[cairo] memory leak in _cairo_pattern_create_solid
behdad at behdad.org
Tue Oct 16 15:07:31 PDT 2007
On Tue, 2007-10-16 at 10:39 -0700, Carl Worth wrote:
> On Tue, 16 Oct 2007 12:27:33 -0400, Behdad Esfahbod wrote:
> > Because there's not much point in doing that other than slowing down
> > application shutdown. And of course it's not portable and all...
> > Though now that you bring it up, I don't mind marking
> > cairo_debug_reset_static_data() with __attribute__ ((destructor)).
> > Carl, objections?
> "There's no point in doing it... but we should do it" ? I don't
Well, "now that we almost have code for it, lets do it".
> In general, I agree with your point that this will just slow down
> application shutdown. There's a reason we put "debug" into the name of
> this function---it's really only meant to be called while debugging.

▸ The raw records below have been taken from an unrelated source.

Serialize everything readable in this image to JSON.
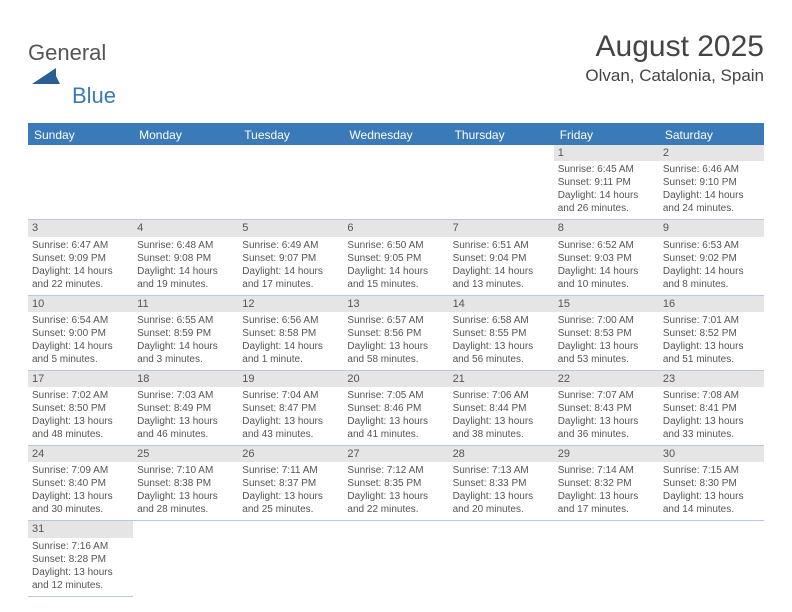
{
  "logo": {
    "part1": "General",
    "part2": "Blue"
  },
  "title": "August 2025",
  "location": "Olvan, Catalonia, Spain",
  "colors": {
    "header_bg": "#3a7ab8",
    "header_text": "#ffffff",
    "daynum_bg": "#e5e5e5",
    "grid_line": "#b9c9dc",
    "text": "#555555",
    "title_text": "#444444"
  },
  "day_headers": [
    "Sunday",
    "Monday",
    "Tuesday",
    "Wednesday",
    "Thursday",
    "Friday",
    "Saturday"
  ],
  "weeks": [
    [
      {
        "n": "",
        "sr": "",
        "ss": "",
        "dl": ""
      },
      {
        "n": "",
        "sr": "",
        "ss": "",
        "dl": ""
      },
      {
        "n": "",
        "sr": "",
        "ss": "",
        "dl": ""
      },
      {
        "n": "",
        "sr": "",
        "ss": "",
        "dl": ""
      },
      {
        "n": "",
        "sr": "",
        "ss": "",
        "dl": ""
      },
      {
        "n": "1",
        "sr": "Sunrise: 6:45 AM",
        "ss": "Sunset: 9:11 PM",
        "dl": "Daylight: 14 hours and 26 minutes."
      },
      {
        "n": "2",
        "sr": "Sunrise: 6:46 AM",
        "ss": "Sunset: 9:10 PM",
        "dl": "Daylight: 14 hours and 24 minutes."
      }
    ],
    [
      {
        "n": "3",
        "sr": "Sunrise: 6:47 AM",
        "ss": "Sunset: 9:09 PM",
        "dl": "Daylight: 14 hours and 22 minutes."
      },
      {
        "n": "4",
        "sr": "Sunrise: 6:48 AM",
        "ss": "Sunset: 9:08 PM",
        "dl": "Daylight: 14 hours and 19 minutes."
      },
      {
        "n": "5",
        "sr": "Sunrise: 6:49 AM",
        "ss": "Sunset: 9:07 PM",
        "dl": "Daylight: 14 hours and 17 minutes."
      },
      {
        "n": "6",
        "sr": "Sunrise: 6:50 AM",
        "ss": "Sunset: 9:05 PM",
        "dl": "Daylight: 14 hours and 15 minutes."
      },
      {
        "n": "7",
        "sr": "Sunrise: 6:51 AM",
        "ss": "Sunset: 9:04 PM",
        "dl": "Daylight: 14 hours and 13 minutes."
      },
      {
        "n": "8",
        "sr": "Sunrise: 6:52 AM",
        "ss": "Sunset: 9:03 PM",
        "dl": "Daylight: 14 hours and 10 minutes."
      },
      {
        "n": "9",
        "sr": "Sunrise: 6:53 AM",
        "ss": "Sunset: 9:02 PM",
        "dl": "Daylight: 14 hours and 8 minutes."
      }
    ],
    [
      {
        "n": "10",
        "sr": "Sunrise: 6:54 AM",
        "ss": "Sunset: 9:00 PM",
        "dl": "Daylight: 14 hours and 5 minutes."
      },
      {
        "n": "11",
        "sr": "Sunrise: 6:55 AM",
        "ss": "Sunset: 8:59 PM",
        "dl": "Daylight: 14 hours and 3 minutes."
      },
      {
        "n": "12",
        "sr": "Sunrise: 6:56 AM",
        "ss": "Sunset: 8:58 PM",
        "dl": "Daylight: 14 hours and 1 minute."
      },
      {
        "n": "13",
        "sr": "Sunrise: 6:57 AM",
        "ss": "Sunset: 8:56 PM",
        "dl": "Daylight: 13 hours and 58 minutes."
      },
      {
        "n": "14",
        "sr": "Sunrise: 6:58 AM",
        "ss": "Sunset: 8:55 PM",
        "dl": "Daylight: 13 hours and 56 minutes."
      },
      {
        "n": "15",
        "sr": "Sunrise: 7:00 AM",
        "ss": "Sunset: 8:53 PM",
        "dl": "Daylight: 13 hours and 53 minutes."
      },
      {
        "n": "16",
        "sr": "Sunrise: 7:01 AM",
        "ss": "Sunset: 8:52 PM",
        "dl": "Daylight: 13 hours and 51 minutes."
      }
    ],
    [
      {
        "n": "17",
        "sr": "Sunrise: 7:02 AM",
        "ss": "Sunset: 8:50 PM",
        "dl": "Daylight: 13 hours and 48 minutes."
      },
      {
        "n": "18",
        "sr": "Sunrise: 7:03 AM",
        "ss": "Sunset: 8:49 PM",
        "dl": "Daylight: 13 hours and 46 minutes."
      },
      {
        "n": "19",
        "sr": "Sunrise: 7:04 AM",
        "ss": "Sunset: 8:47 PM",
        "dl": "Daylight: 13 hours and 43 minutes."
      },
      {
        "n": "20",
        "sr": "Sunrise: 7:05 AM",
        "ss": "Sunset: 8:46 PM",
        "dl": "Daylight: 13 hours and 41 minutes."
      },
      {
        "n": "21",
        "sr": "Sunrise: 7:06 AM",
        "ss": "Sunset: 8:44 PM",
        "dl": "Daylight: 13 hours and 38 minutes."
      },
      {
        "n": "22",
        "sr": "Sunrise: 7:07 AM",
        "ss": "Sunset: 8:43 PM",
        "dl": "Daylight: 13 hours and 36 minutes."
      },
      {
        "n": "23",
        "sr": "Sunrise: 7:08 AM",
        "ss": "Sunset: 8:41 PM",
        "dl": "Daylight: 13 hours and 33 minutes."
      }
    ],
    [
      {
        "n": "24",
        "sr": "Sunrise: 7:09 AM",
        "ss": "Sunset: 8:40 PM",
        "dl": "Daylight: 13 hours and 30 minutes."
      },
      {
        "n": "25",
        "sr": "Sunrise: 7:10 AM",
        "ss": "Sunset: 8:38 PM",
        "dl": "Daylight: 13 hours and 28 minutes."
      },
      {
        "n": "26",
        "sr": "Sunrise: 7:11 AM",
        "ss": "Sunset: 8:37 PM",
        "dl": "Daylight: 13 hours and 25 minutes."
      },
      {
        "n": "27",
        "sr": "Sunrise: 7:12 AM",
        "ss": "Sunset: 8:35 PM",
        "dl": "Daylight: 13 hours and 22 minutes."
      },
      {
        "n": "28",
        "sr": "Sunrise: 7:13 AM",
        "ss": "Sunset: 8:33 PM",
        "dl": "Daylight: 13 hours and 20 minutes."
      },
      {
        "n": "29",
        "sr": "Sunrise: 7:14 AM",
        "ss": "Sunset: 8:32 PM",
        "dl": "Daylight: 13 hours and 17 minutes."
      },
      {
        "n": "30",
        "sr": "Sunrise: 7:15 AM",
        "ss": "Sunset: 8:30 PM",
        "dl": "Daylight: 13 hours and 14 minutes."
      }
    ],
    [
      {
        "n": "31",
        "sr": "Sunrise: 7:16 AM",
        "ss": "Sunset: 8:28 PM",
        "dl": "Daylight: 13 hours and 12 minutes."
      },
      {
        "n": "",
        "sr": "",
        "ss": "",
        "dl": ""
      },
      {
        "n": "",
        "sr": "",
        "ss": "",
        "dl": ""
      },
      {
        "n": "",
        "sr": "",
        "ss": "",
        "dl": ""
      },
      {
        "n": "",
        "sr": "",
        "ss": "",
        "dl": ""
      },
      {
        "n": "",
        "sr": "",
        "ss": "",
        "dl": ""
      },
      {
        "n": "",
        "sr": "",
        "ss": "",
        "dl": ""
      }
    ]
  ]
}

> But there's another issue which is that unconditionally calling
> cairo_debug_reset_static_data will emit error messages unless the
> application has first carefully cleaned up everything, (not holding an
> references to cached data). In development-mozilla code has been in
> this state for a while, (it would call cairo_debug_reset_static_data
> without having done all cleanup and trigger an assertion failure crash
> while exiting).
> So I don't think it's a good idea. (Plus, it might tempt someone to
> start depending on the "destructor" behavior within cairo's
> implementation, but it's not at all portable.)
> > On Tue, 2007-10-16 at 12:08 -0400, BJörn Lindqvist wrote:
> > > I too have been puzzled by libraries leaving static caches around.

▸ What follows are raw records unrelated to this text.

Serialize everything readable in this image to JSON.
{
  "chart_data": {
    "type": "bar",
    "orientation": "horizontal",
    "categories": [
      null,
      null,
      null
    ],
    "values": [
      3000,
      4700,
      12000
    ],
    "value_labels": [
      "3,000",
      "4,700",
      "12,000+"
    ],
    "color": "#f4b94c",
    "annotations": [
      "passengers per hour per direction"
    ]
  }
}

> Yeah, it can be confusing. And that's exactly why we provide
> cairo_debug_reset_static_data. Maybe we can advertise that better
What about by default just releasing references from caches at shutdown,
but asserting if cairo_debug_reset_static_data() is called. That way
people will get valgrind reports only for their own leaks.
However, thinking about it again, it's not easy. When releasing scaled
fonts and glyphs, we'll end up queuing work for the X server (assuming
XCloseDisplay is not called), and can't free that memory safely. We
sure *can*, but it's not clean.
"Those who would give up Essential Liberty to purchase a little
Temporary Safety, deserve neither Liberty nor Safety."